It is still unclear which is the better form. However, in order to better make the decision, the core team has asked the proposal author to implement a prototype showing the alternate form. Reviewers will then be able to try out either form in order to help make the decision. (since @scanon is on vacation this week, @moiseev is kindly helping out with this prototype)

In addition, the proposal should be revised to spell out more explicitly some of the details, for example, of what masks are and the role they play.

We will hold the review open pending that prototype, and I'll post again when it's available.

21 Likes

Review Update 2

Hi – just to let everyone know: the updated proposal should be ready early next week.

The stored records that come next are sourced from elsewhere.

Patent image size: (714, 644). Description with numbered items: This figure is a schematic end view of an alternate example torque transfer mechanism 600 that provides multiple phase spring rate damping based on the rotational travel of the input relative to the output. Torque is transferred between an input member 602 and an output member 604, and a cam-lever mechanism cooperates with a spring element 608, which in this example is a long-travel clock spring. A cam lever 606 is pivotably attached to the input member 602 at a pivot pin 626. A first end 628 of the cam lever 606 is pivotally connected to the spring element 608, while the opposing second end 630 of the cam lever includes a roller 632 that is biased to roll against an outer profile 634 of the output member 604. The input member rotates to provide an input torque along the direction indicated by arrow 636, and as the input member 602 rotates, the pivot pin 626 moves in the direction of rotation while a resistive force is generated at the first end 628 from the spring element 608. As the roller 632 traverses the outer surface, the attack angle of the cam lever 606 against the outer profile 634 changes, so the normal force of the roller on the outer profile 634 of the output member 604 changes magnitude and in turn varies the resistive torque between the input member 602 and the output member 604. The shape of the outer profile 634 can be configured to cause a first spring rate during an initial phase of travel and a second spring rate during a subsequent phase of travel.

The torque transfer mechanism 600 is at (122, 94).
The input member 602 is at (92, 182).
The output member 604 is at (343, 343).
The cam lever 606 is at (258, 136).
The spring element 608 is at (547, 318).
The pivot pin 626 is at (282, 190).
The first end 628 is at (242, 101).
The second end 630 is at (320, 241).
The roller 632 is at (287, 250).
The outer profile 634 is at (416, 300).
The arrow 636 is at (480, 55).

In the mean-time the core team discussed some of the remaining questions. In order to land the ABI-relevant parts of the change soon, the team decided to defer the any and all parts of the proposal to a separate review, similar to the generalized swizzling options, as these do not affect the ABI so can be introduced additively later.

7 Likes

Review Update 3 – Resuming following changes

Hi everyone – thanks for your patience. The proposal and implementation have been updated, and the review will now resume through Friday, November 9th.

An updated copy of the proposal can now be found here, and diffs from previous are here.

To summarize how the proposal has changed:

  • The primary working types are now spelled like Vector3<T> instead of the earlier T.Vector3.
  • Initializers from any Sequence with the right element type are now provided.
  • All mask operations are .-prefixed
  • count has been renamed elementCount
  • The general swizzle / shuffle / permute operation init(gathering: at:) has been removed. We intend to restore it in a later proposal with a better name.
  • Users can make VectorN<T> available for arbitrary types T by conforming T to a new SIMDVectorizable protocol, which has very basic requirements.
  • The any and all and min, max, and clamp free functions have been removed. We intend to re-introduce this functionality (possibly with different bindings) in a follow-on proposal.
  • The IntegerVector and FloatingPointVector protocols have been removed and replaced with conditional conformances.

The text of the proposal now goes into detail about how the new spelling works and how users can add support for new types.

8 Likes

Small bikeshed: I wonder if we can rename SIMDVectorizable to simply Vectorizable. It might help with discovery and draws some parallels with the Vector name rather than SIMDVector.

This is looking really good, but I can’t see the definition of the SIMDMaskVector protocol, just its extension? Sorry if I’m being dumb!

This link should take you to the declaration: [DNM] SIMD, take 2 by stephentyrone · Pull Request #20344 · apple/swift · GitHub

(But it looks like most of the implementation is in extensions.)

Thanks @krilnon!

SIMDVectorizable has underscored requirements without defaults, so this doesn't really seem to be the case. Which makes me sad, because I think Vector4<CGFloat> (for example) might make sense for some users.

1 Like
public protocol SIMDVectorStorage {
  /// The number of elements in the vector.
  var elementCount: Int { get }

What's the motivation behind making this an instance property rather than a type property?

3 Likes

Dave has expressed mild concern with using the names Vector2<T> , etc, instead of SIMDVector2<T> . I don't think that this is a significant concern because the new Vector2 implemented here should be suitably general to function as "the two-dimensional vector" of almost any type in almost any setting. It has more operations than some use cases require, but they will usually not interfere with the desired operation, and it's useful to have a common currency type available for small vectors.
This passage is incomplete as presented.